These olde Bengaluru houses

The second house in this article is also located in Jayanagar near Madhavan Park. The house was built in two stages – the ground floor construction was completed in the year 1958 and the first floor construction was finished in the year 1962. The house was built by Y Hanumappa Reddy. The owner’s ancestors were initially settled in a village near Hindustan Aeronautics Limited (HAL) airport.

The site and house construction was completed under the low income housing scheme of Karnataka Housing Board during the year 1957 – 58. The ownership transfer was completed in the year 1977. The walls of the house is constructed using lime and plaster.

When the ground was dug up for laying the foundation of the house, skulls were found suggesting that the place was used earlier as a burial ground for the neighbouring villages of Byrasandra, Kankanapalya and Siddhapura. However, they haven’t faced any haunting experiences.

This gate was changed recently – the original design was a completely wooden gate. The piers on either side of the gate are typical Art Deco.
The front elevation of the house – notice a similar streamlined appearance, like House 1, also the thin continuous chajjas and curved corners – so again Art Deco influenced.
A view from the gate looking towards the garage and door to the right leading inside.
One of the windows – notice the raised window surrounds or moulding – executed in masonry – again a typical feature. So too the partly glazed and partly wooden panelled shutters
Ground floor main door – again notice the surrounds executed in masonry and the granite steps and the double leaved door.
These set of interior doors have a story of their own. The interesting design on the door leaves is the result of an error. An incorrect varnish was applied to the doors which started to shrink and crack as it dried. This resulted in the broken pattern which the owners decided to retain as a one of its kind design.

 

 

Another piece of family history – The image above can be easily mistaken for a door with wallpaper on it. But in reality it is a saree which has been laminated between two glass panes. This saree was given as a gift by the owner to his daughter, somewhere towards the end of 1959 and start of 1960 when he was returning from England. As the saree tore, it was decided to preserve it in this manner – on the shutter to the meter box.

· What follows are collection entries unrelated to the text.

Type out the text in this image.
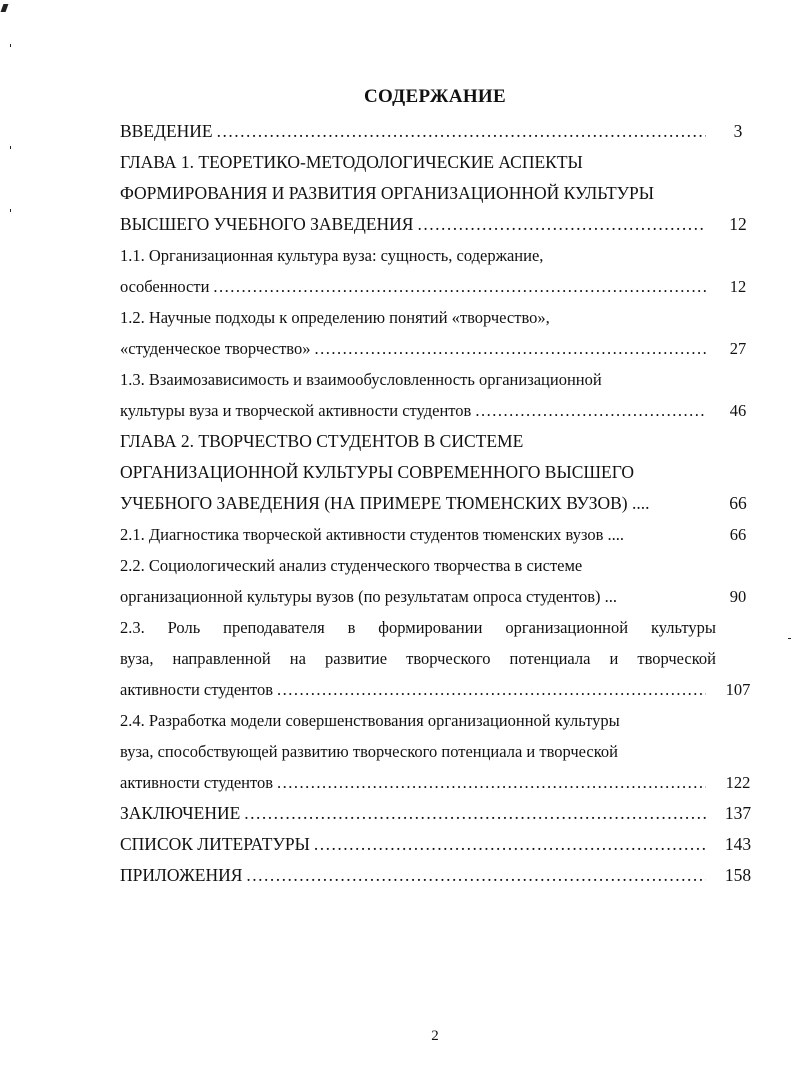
СОДЕРЖАНИЕ
ВВЕДЕНИЕ .....	3
ГЛАВА 1. ТЕОРЕТИКО-МЕТОДОЛОГИЧЕСКИЕ АСПЕКТЫ
ФОРМИРОВАНИЯ И РАЗВИТИЯ ОРГАНИЗАЦИОННОЙ КУЛЬТУРЫ
ВЫСШЕГО УЧЕБНОГО ЗАВЕДЕНИЯ .....	12
1.1. Организационная культура вуза: сущность, содержание,
особенности .....	12
1.2. Научные подходы к определению понятий «творчество»,
«студенческое творчество» .....	27
1.3. Взаимозависимость и взаимообусловленность организационной
культуры вуза и творческой активности студентов .....	46
ГЛАВА 2. ТВОРЧЕСТВО СТУДЕНТОВ В СИСТЕМЕ
ОРГАНИЗАЦИОННОЙ КУЛЬТУРЫ СОВРЕМЕННОГО ВЫСШЕГО
УЧЕБНОГО ЗАВЕДЕНИЯ (НА ПРИМЕРЕ ТЮМЕНСКИХ ВУЗОВ) ....	66
2.1. Диагностика творческой активности студентов тюменских вузов ....	66
2.2. Социологический анализ студенческого творчества в системе
организационной культуры вузов (по результатам опроса студентов) ...	90
2.3. Роль преподавателя в формировании организационной культуры
вуза, направленной на развитие творческого потенциала и творческой
активности студентов .....	107
2.4. Разработка модели совершенствования организационной культуры
вуза, способствующей развитию творческого потенциала и творческой
активности студентов .....	122
ЗАКЛЮЧЕНИЕ .....	137
СПИСОК ЛИТЕРАТУРЫ .....	143
ПРИЛОЖЕНИЯ .....	158
2
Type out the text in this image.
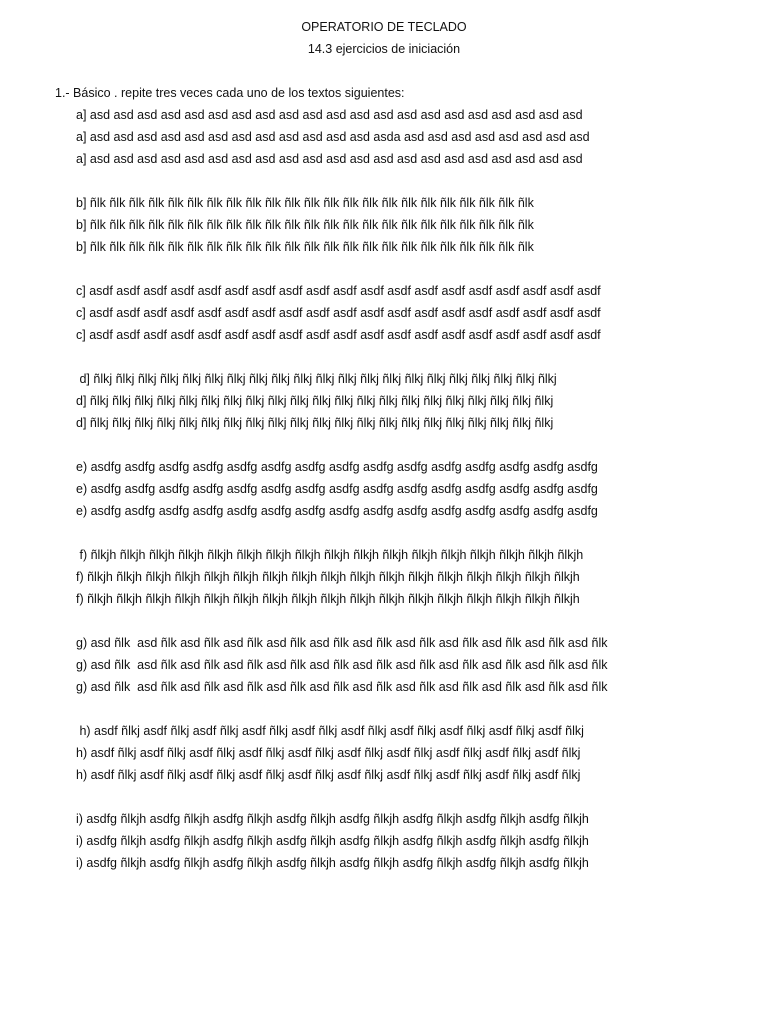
OPERATORIO DE TECLADO
14.3 ejercicios de iniciación
1.- Básico . repite tres veces cada uno de los textos siguientes:
a] asd asd asd asd asd asd asd asd asd asd asd asd asd asd asd asd asd asd asd asd asd
a] asd asd asd asd asd asd asd asd asd asd asd asd asda asd asd asd asd asd asd asd asd
a] asd asd asd asd asd asd asd asd asd asd asd asd asd asd asd asd asd asd asd asd asd
b] ñlk ñlk ñlk ñlk ñlk ñlk ñlk ñlk ñlk ñlk ñlk ñlk ñlk ñlk ñlk ñlk ñlk ñlk ñlk ñlk ñlk ñlk ñlk
b] ñlk ñlk ñlk ñlk ñlk ñlk ñlk ñlk ñlk ñlk ñlk ñlk ñlk ñlk ñlk ñlk ñlk ñlk ñlk ñlk ñlk ñlk ñlk
b] ñlk ñlk ñlk ñlk ñlk ñlk ñlk ñlk ñlk ñlk ñlk ñlk ñlk ñlk ñlk ñlk ñlk ñlk ñlk ñlk ñlk ñlk ñlk
c] asdf asdf asdf asdf asdf asdf asdf asdf asdf asdf asdf asdf asdf asdf asdf asdf asdf asdf asdf
c] asdf asdf asdf asdf asdf asdf asdf asdf asdf asdf asdf asdf asdf asdf asdf asdf asdf asdf asdf
c] asdf asdf asdf asdf asdf asdf asdf asdf asdf asdf asdf asdf asdf asdf asdf asdf asdf asdf asdf
d] ñlkj ñlkj ñlkj ñlkj ñlkj ñlkj ñlkj ñlkj ñlkj ñlkj ñlkj ñlkj ñlkj ñlkj ñlkj ñlkj ñlkj ñlkj ñlkj ñlkj ñlkj
d] ñlkj ñlkj ñlkj ñlkj ñlkj ñlkj ñlkj ñlkj ñlkj ñlkj ñlkj ñlkj ñlkj ñlkj ñlkj ñlkj ñlkj ñlkj ñlkj ñlkj ñlkj
d] ñlkj ñlkj ñlkj ñlkj ñlkj ñlkj ñlkj ñlkj ñlkj ñlkj ñlkj ñlkj ñlkj ñlkj ñlkj ñlkj ñlkj ñlkj ñlkj ñlkj ñlkj
e) asdfg asdfg asdfg asdfg asdfg asdfg asdfg asdfg asdfg asdfg asdfg asdfg asdfg asdfg asdfg
e) asdfg asdfg asdfg asdfg asdfg asdfg asdfg asdfg asdfg asdfg asdfg asdfg asdfg asdfg asdfg
e) asdfg asdfg asdfg asdfg asdfg asdfg asdfg asdfg asdfg asdfg asdfg asdfg asdfg asdfg asdfg
f) ñlkjh ñlkjh ñlkjh ñlkjh ñlkjh ñlkjh ñlkjh ñlkjh ñlkjh ñlkjh ñlkjh ñlkjh ñlkjh ñlkjh ñlkjh ñlkjh ñlkjh
f) ñlkjh ñlkjh ñlkjh ñlkjh ñlkjh ñlkjh ñlkjh ñlkjh ñlkjh ñlkjh ñlkjh ñlkjh ñlkjh ñlkjh ñlkjh ñlkjh ñlkjh
f) ñlkjh ñlkjh ñlkjh ñlkjh ñlkjh ñlkjh ñlkjh ñlkjh ñlkjh ñlkjh ñlkjh ñlkjh ñlkjh ñlkjh ñlkjh ñlkjh ñlkjh
g) asd ñlk  asd ñlk asd ñlk asd ñlk asd ñlk asd ñlk asd ñlk asd ñlk asd ñlk asd ñlk asd ñlk asd ñlk
g) asd ñlk  asd ñlk asd ñlk asd ñlk asd ñlk asd ñlk asd ñlk asd ñlk asd ñlk asd ñlk asd ñlk asd ñlk
g) asd ñlk  asd ñlk asd ñlk asd ñlk asd ñlk asd ñlk asd ñlk asd ñlk asd ñlk asd ñlk asd ñlk asd ñlk
h) asdf ñlkj asdf ñlkj asdf ñlkj asdf ñlkj asdf ñlkj asdf ñlkj asdf ñlkj asdf ñlkj asdf ñlkj asdf ñlkj
h) asdf ñlkj asdf ñlkj asdf ñlkj asdf ñlkj asdf ñlkj asdf ñlkj asdf ñlkj asdf ñlkj asdf ñlkj asdf ñlkj
h) asdf ñlkj asdf ñlkj asdf ñlkj asdf ñlkj asdf ñlkj asdf ñlkj asdf ñlkj asdf ñlkj asdf ñlkj asdf ñlkj
i) asdfg ñlkjh asdfg ñlkjh asdfg ñlkjh asdfg ñlkjh asdfg ñlkjh asdfg ñlkjh asdfg ñlkjh asdfg ñlkjh
i) asdfg ñlkjh asdfg ñlkjh asdfg ñlkjh asdfg ñlkjh asdfg ñlkjh asdfg ñlkjh asdfg ñlkjh asdfg ñlkjh
i) asdfg ñlkjh asdfg ñlkjh asdfg ñlkjh asdfg ñlkjh asdfg ñlkjh asdfg ñlkjh asdfg ñlkjh asdfg ñlkjh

The first floor was constructed in 1962 with funds received from government towards land acquisition for the old airport expansion. The garage was built during this time. Prior to this, there was a vacant space all around the house. The exterior cement flooring was done at the same time.

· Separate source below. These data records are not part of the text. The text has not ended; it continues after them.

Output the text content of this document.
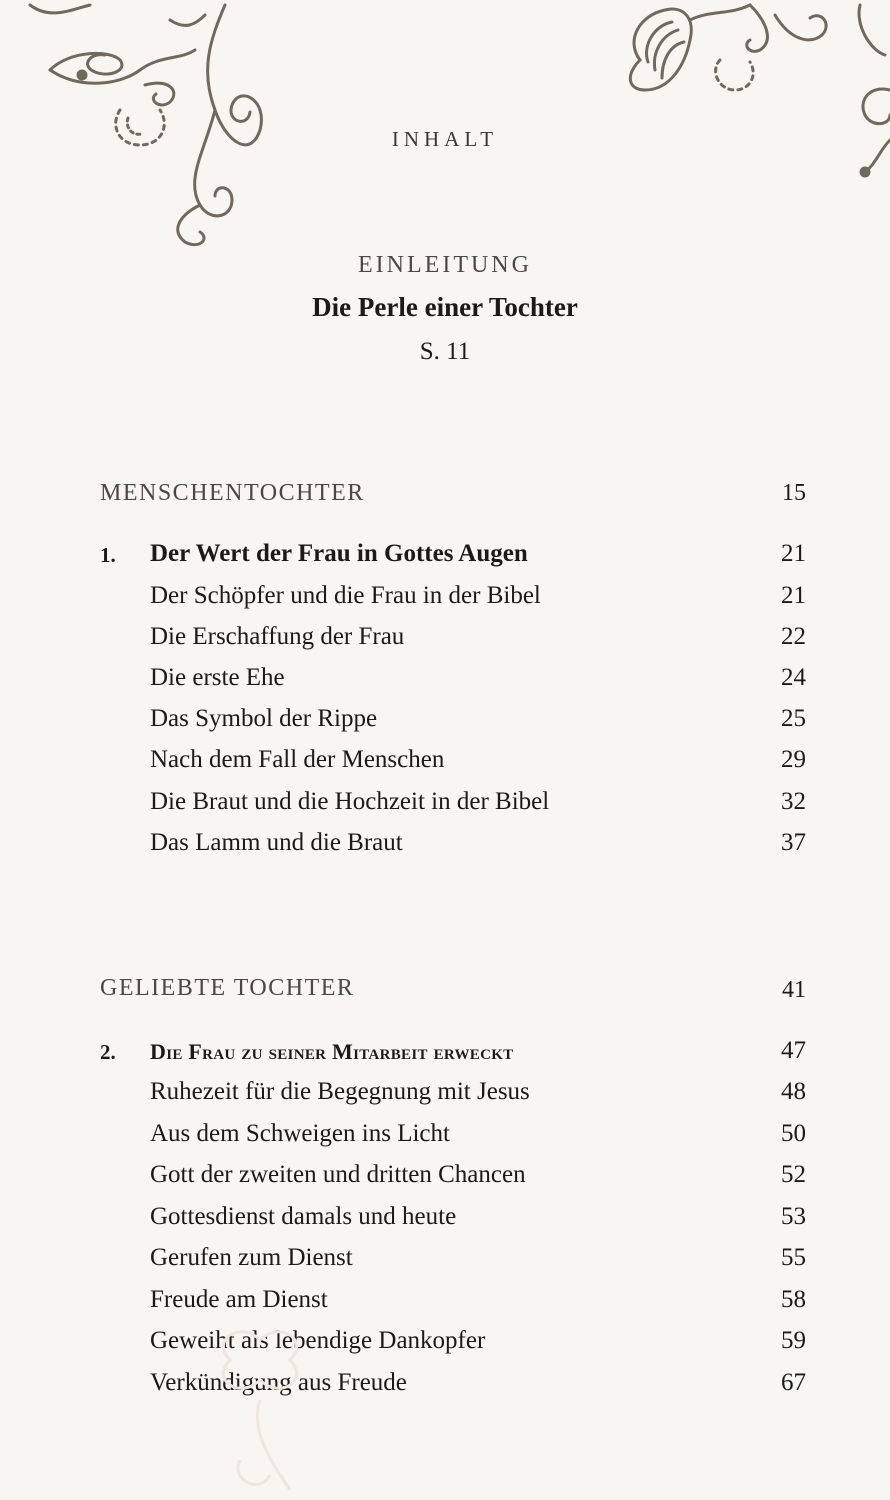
INHALT
EINLEITUNG
Die Perle einer Tochter
S. 11
MENSCHENTOCHTER	15
1. Der Wert der Frau in Gottes Augen	21
Der Schöpfer und die Frau in der Bibel	21
Die Erschaffung der Frau	22
Die erste Ehe	24
Das Symbol der Rippe	25
Nach dem Fall der Menschen	29
Die Braut und die Hochzeit in der Bibel	32
Das Lamm und die Braut	37
GELIEBTE TOCHTER	41
2. Die Frau zu seiner Mitarbeit erweckt	47
Ruhezeit für die Begegnung mit Jesus	48
Aus dem Schweigen ins Licht	50
Gott der zweiten und dritten Chancen	52
Gottesdienst damals und heute	53
Gerufen zum Dienst	55
Freude am Dienst	58
Geweiht als lebendige Dankopfer	59
Verkündigung aus Freude	67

Front door of the first floor and masonry parapet with a geometric motif – reminiscent of the machine age
The windows – notice the wooden stops used to keep the shutters closed / open

 

 

 

 

 

 

 

 

 

Here we see a brass pot which is placed on a section of a Bhagini (Caryota urens) tree trunk. Note the built in storage and chamfered wooden panelled shutters
Portrait of Mr. Y Hanumappa Reddy, the owner
Stools fashioned out of the feet of a dead elephant – thankfully! more common in 19th century homes

This stools were typically designed out of legs of a dead elephant. Once the elephant had died, its legs were harvested and all the flesh inside the leg was removed and reinforced with wood as seen in the image below. These stools were gifted to the owner by his son-in-law who was a forest officer.

 

A picture of the kitchen. Notice the masonry chimney. The tiles were added at a later date. The stove is a limited edition model from BPL.